A Galinha Afetuosa Imprimir E-mail

                                                

"Gentil galinha, cheia de instintos maternais, encontrou um ovo de regular tamanho e espalmou as asas sobre ele, aquecendo-o carinhosamente.

De quando em quando, beijava-o enternecida. Se saía a buscar alimento, voltava apressada, para que lhe não faltasse calor vitalizante. E pensava, garbosa:

- Será meu pintainho! Será meu filho!

Em formosa manhã de céu claro, notou que o filhotinho nascia, robusto.

Criou-o, com todos os cuidados. No entanto, em dourado crepúsculo de verão, viu-o fugir pelas águas de um lago, sobre as quais deslizava contente.

Chamou-o, como louca, mas não obteve resposta. O bichinho era um pato arisco e fujão.

A galinha, desalentada por haver chocado um ovo que lhe não pertencia à família, voltou muito triste, ao velho poleiro; todavia, decorrido algum tempo e encontrando outro ovo, repetiu a experiência.

Nova criaturinha frágil veio à luz. Protegeu-a, com ternura, dedicou-se ao filho com todas as forças, mas, em breve, reparou que não era um pintainho qual fora, ela mesma, na infância. Tratava-se dum corvo esperto que a deixou em doloroso abatimento, voando a pleno céu, para juntar-se aos escuros bandos de aves iguais a ele.

A desventurada mãe sofreu muitíssimo. Entretanto, embora resolvida a viver só, foi surpreendida, certo dia, por outro ovo, de delicada feição.

Recapitulou as esperanças maternas e chocou-o.
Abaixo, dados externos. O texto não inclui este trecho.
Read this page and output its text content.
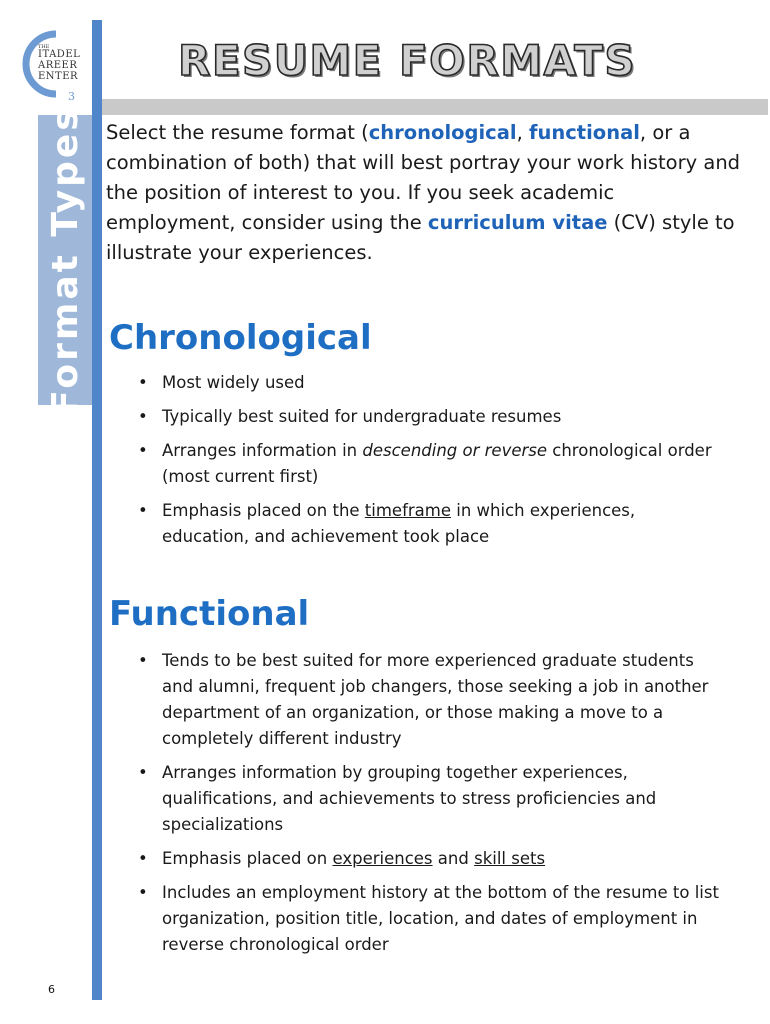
THE
ITADEL
AREER
ENTER
3
RESUME FORMATS
Format Types Select the resume format (chronological, functional, or a combination of both) that will best portray your work history and the position of interest to you. If you seek academic employment, consider using the curriculum vitae (CV) style to illustrate your experiences.

Chronological
• Most widely used
• Typically best suited for undergraduate resumes
• Arranges information in descending or reverse chronological order (most current first)
• Emphasis placed on the timeframe in which experiences, education, and achievement took place
Functional
• Tends to be best suited for more experienced graduate students and alumni, frequent job changers, those seeking a job in another department of an organization, or those making a move to a completely different industry
• Arranges information by grouping together experiences, qualifications, and achievements to stress proficiencies and specializations
• Emphasis placed on experiences and skill sets
• Includes an employment history at the bottom of the resume to list organization, position title, location, and dates of employment in reverse chronological order
6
Dentro em pouco, o filhote surgia. A galinha afagou-o, feliz, e com o transcurso de algumas semanas, observou que o filho já crescido perseguia ratos à sombra. Durante o dia, dava mostras de perturbado e cego; no entanto, em se fazendo a treva, exibia olhos coruscantes que a amedrontavam. Em noite mais escura, fugiu para uma torre muito alta e não mais voltou. Era uma coruja nova, sedenta de aventuras.

A abnegada mãe chorou amargamente. Porém, encontrando outro ovo, buscou ampará-lo. Aninhou-se, aqueceu-o e, findos trinta dias, veio à luz corpulento filhote. A galinha ajudou-o como pôde, mas, em breve, o filho revelou crescimento descomunal. Passou a mirá-la de alto a baixo. Fez-se superior e desconheceu-a. Era um pavãozinho orgulhoso que chegou mesmo a maltratá-la.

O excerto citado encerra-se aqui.